Твой Б у к а ц к и й».
   «Вот так каша! – подумал Поланецкий. – Сплошные выверты, самообман, дошедший до крайности, ставший привычкой, второй натурой. А уж коли так, прощай, разум, воля к жизни! Душа начнет разлагаться, как труп. И тогда очертя голову только в омут, наподобие хоть Машко, хоть Букацкого. В обоих случаях пойдешь ко дну. Но черт возьми! Неужели же нельзя здоровую и нормальную жизнь вести, если только ты не совсем безголовый. Вот Бигель: живет не тужит. Жена любимая, ребятишки, в которых он души не чает; работает, правда, как вол, но и обществом не пренебрегает – и своей виолончелью: играет на ней при луне, Подняв очи горе. Не скажешь ведь про него, что он завзятый материалист. Нет! В нем как-то уживается и то, и другое. И ему хорошо!»
   Расхаживая по комнате, Поланецкий время от времени бросал взгляд на портрет, с которого смотрело на него улыбающееся личико Литки в обрамлении березок. И все сильней овладевала им потребность произвести расчет с самим собой. И он как «коммерсант» стал сличать свой кредит и дебет, что оказалось довольно просто. В графе «приход» когда-то на главном месте значилась привязанность к Литке. И в свое время она была ему так дорога, что, будь ему еще год назад сказано: «Возьми ее и считай своей дочерью», он без колебаний сделал бы это, и у него явилась бы в жизни цель. Теперь это отошло в область воспоминаний, переместясь из графы «счастье» в графу «горе». Итак, что же в итоге? Во-первых, жизнь как таковая, во-вторых, интересы духовные, которые ее как-никак скрашивают, затем надежды на будущее, материальный достаток и, наконец, их торговый дом. Так-то оно так, но чего-то во всем этом недоставало. Успехи их фирмы радовали, но род деятельности сам по себе особой радости не доставлял. Напротив, конторская работа не удовлетворяла, не давая развернуться, надоедала и раздражала. С другой стороны, духовные интересы, работа ума, книги – все это разнообразит жизнь, но не может заполнить ее целиком. «Букацкий, – продолжал Поланецкий рассуждать сам с собой, – ушел в это с головой, только этим и живет, и в результате он конченый человек, опустошенный и больной. Любоваться цветами приятно, но только их ароматом дышать – вредно и опасно». И действительно, не требовалось особой наблюдательности, чтобы заметить, как много вокруг людей полуневменяемых, чьи души отравлены духовным морфием дилетантизма.
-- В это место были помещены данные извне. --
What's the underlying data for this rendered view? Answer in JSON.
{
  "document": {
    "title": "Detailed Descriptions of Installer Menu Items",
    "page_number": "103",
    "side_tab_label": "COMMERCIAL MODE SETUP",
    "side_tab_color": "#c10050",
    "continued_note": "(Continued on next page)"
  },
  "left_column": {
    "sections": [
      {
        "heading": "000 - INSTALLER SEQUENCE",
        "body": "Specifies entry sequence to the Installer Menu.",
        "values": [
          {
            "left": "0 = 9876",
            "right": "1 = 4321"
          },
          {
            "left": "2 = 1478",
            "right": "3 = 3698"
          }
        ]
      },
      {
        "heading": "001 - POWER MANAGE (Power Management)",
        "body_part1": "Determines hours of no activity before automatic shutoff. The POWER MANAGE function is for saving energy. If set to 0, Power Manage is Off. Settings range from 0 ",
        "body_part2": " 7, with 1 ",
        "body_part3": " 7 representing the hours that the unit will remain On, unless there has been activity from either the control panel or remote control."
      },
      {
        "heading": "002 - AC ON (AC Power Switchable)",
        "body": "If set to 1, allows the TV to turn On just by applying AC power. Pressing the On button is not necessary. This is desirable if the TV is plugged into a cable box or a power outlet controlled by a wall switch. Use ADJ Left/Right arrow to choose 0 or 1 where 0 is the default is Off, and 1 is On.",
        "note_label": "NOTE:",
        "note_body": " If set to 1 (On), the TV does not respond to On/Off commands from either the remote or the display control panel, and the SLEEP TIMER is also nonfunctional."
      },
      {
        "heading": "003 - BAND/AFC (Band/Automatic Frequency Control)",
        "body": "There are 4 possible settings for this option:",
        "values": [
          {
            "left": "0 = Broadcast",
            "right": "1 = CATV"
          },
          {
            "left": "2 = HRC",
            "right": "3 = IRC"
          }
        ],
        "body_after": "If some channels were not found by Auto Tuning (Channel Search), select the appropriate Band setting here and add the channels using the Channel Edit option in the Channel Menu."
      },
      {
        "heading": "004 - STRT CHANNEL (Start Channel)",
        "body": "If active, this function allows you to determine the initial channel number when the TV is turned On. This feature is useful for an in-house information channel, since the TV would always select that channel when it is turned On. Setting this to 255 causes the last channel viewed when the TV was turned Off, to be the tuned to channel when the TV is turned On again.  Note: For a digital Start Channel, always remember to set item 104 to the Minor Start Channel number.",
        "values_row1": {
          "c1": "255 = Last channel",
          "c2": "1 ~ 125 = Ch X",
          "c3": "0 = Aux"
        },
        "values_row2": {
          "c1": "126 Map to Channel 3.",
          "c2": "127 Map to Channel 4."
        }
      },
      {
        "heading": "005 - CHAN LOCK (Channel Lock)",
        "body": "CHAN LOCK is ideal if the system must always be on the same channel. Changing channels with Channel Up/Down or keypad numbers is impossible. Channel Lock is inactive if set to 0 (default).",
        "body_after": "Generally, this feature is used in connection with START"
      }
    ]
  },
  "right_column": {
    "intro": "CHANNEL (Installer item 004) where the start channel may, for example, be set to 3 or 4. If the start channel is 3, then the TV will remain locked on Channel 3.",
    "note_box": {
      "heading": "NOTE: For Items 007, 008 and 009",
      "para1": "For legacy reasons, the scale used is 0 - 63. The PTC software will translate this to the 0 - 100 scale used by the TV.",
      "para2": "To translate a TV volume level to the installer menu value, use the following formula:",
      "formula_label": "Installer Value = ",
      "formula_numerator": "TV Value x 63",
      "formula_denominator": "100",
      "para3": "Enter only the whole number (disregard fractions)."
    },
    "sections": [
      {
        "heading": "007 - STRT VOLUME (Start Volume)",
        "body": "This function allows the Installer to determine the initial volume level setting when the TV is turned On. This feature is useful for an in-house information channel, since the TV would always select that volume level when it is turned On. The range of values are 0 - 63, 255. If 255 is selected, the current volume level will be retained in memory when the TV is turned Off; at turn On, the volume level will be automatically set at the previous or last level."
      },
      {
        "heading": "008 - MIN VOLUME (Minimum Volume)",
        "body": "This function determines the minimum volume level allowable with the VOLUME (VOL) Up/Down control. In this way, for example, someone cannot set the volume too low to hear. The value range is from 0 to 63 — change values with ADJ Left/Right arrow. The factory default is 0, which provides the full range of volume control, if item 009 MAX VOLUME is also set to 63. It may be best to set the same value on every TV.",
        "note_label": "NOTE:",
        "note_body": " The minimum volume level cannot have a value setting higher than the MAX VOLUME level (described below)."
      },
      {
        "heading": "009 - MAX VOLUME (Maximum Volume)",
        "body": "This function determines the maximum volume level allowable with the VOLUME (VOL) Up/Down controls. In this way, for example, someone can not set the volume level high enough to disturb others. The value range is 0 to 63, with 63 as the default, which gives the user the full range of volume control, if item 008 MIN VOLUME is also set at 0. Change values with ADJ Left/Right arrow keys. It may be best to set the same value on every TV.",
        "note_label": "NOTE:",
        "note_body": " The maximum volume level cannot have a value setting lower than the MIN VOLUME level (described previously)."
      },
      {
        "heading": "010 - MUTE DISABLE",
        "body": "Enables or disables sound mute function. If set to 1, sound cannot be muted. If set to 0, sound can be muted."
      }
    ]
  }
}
   Дилетантизм нанес вред и ему – из-за него он стал скептиком. От опасного недуга спасли его только здоровый от природы организм, дававший естественное направление избытку энергии, и работа. Но что дальше? И может ли вообще так продолжаться? На этот вопрос он со всей решительностью ответил себе: нет! Если дела их торгового дома не могут заполнить жизнь, а заполнять ее дилетантством опасно, надо найти для нее другое содержание, иные обязанности, открыть для себя иной мир, новые горизонты. И путь к этому один: женитьба.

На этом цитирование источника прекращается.